拾ってくださいと書かれたダンボールの中に、セーラー服を着たクール系美人が座って入っている。しかし、それだけでは無く………猫耳が生えている。よく見たら尻尾もある。なにコイツ、新手のプレイ?
そんな風に考えたのだけど……。
「ぁー……拾いませんか?」
⸺結局、連れて帰った。
*
家に入る三分前くらいに降り始め、家の扉を開ける時にゲリラ豪雨のかと思うほどの土砂降りにより、僕と女の子はびしょ濡れになってしまった。
ビタリと引っ付いている感覚が気持ち悪いな…。
玄関の鍵を掛け、カーさんを呼ぶ。
「カーさん、また人拾って来たー! あと服濡れたー!」
僕の運が悪いのか、拾われる方の運がいいのか。僕はよく、人や動物を拾う。酔っ払いや迷子、DV彼氏から逃げてた人もいたっけな。

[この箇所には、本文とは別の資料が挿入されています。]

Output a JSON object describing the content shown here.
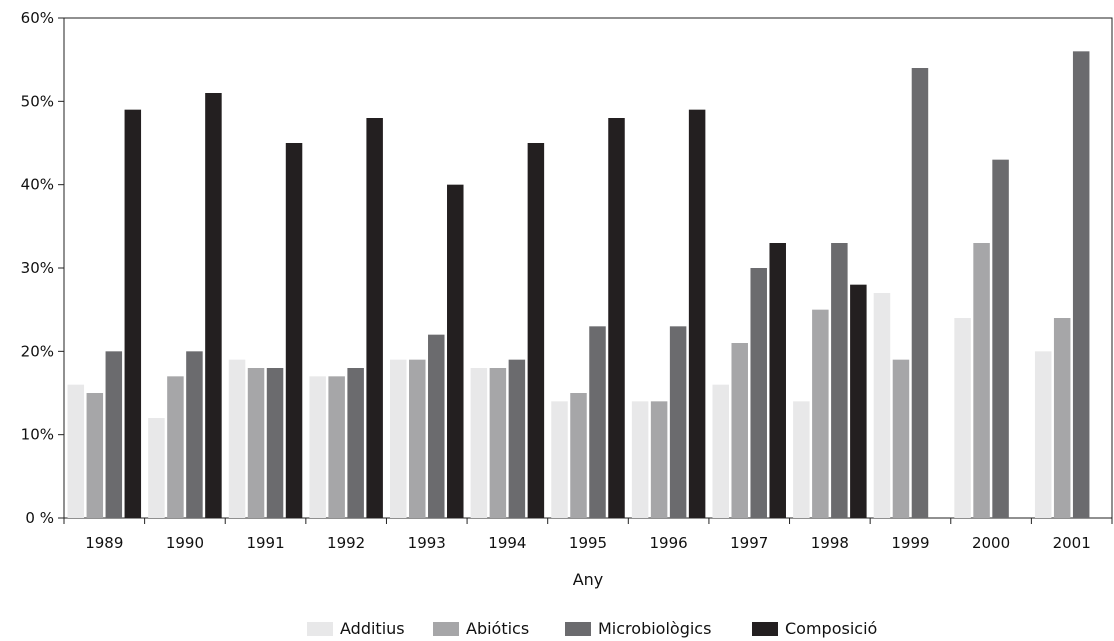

だから、なんか見た目が違うだけなど、僕が拾う事を躊躇う理由にはならないのだ。
「あらあら大ちゃん、またなのぉ? 今度はどんな子かしら?」
僕の呼ぶ声によって、家の奥からバスタオル二枚と僕の服、それと男女両用の服を持って、ゴツメのオネェが姿を現す。
血縁的には、父親に当たるカーさんだけど、女性に目覚めたことと名前が和智だから、僕はカーさんって呼んでる。本人も喜んでるし。犬二兄ちゃんは嫌ってるけど。
見た目や態度が周りと違うだけで、僕らが毎食外食しても余裕を持って貯金出来るだけの収入と家の家事全般やってる超人なんだから、もっと感謝すればいいのに。
「女の子、なんか生えてる。本物かな?」
「きゃあー! 可愛いわ♡ もっと可愛くしてあげなきゃ!」
「あ、連れて行かれちゃった……」
カーさん……仕方ない。ちょっと恥ずかしいけど、玄関で全部脱いで、持って来てもらった服に着替えて……⸺よし、制服は洗濯機の前に持っていけばいいかな。
お風呂は女の子が使ってるだろうから……キッチンの方からお湯取って身体拭くだけにしようかな。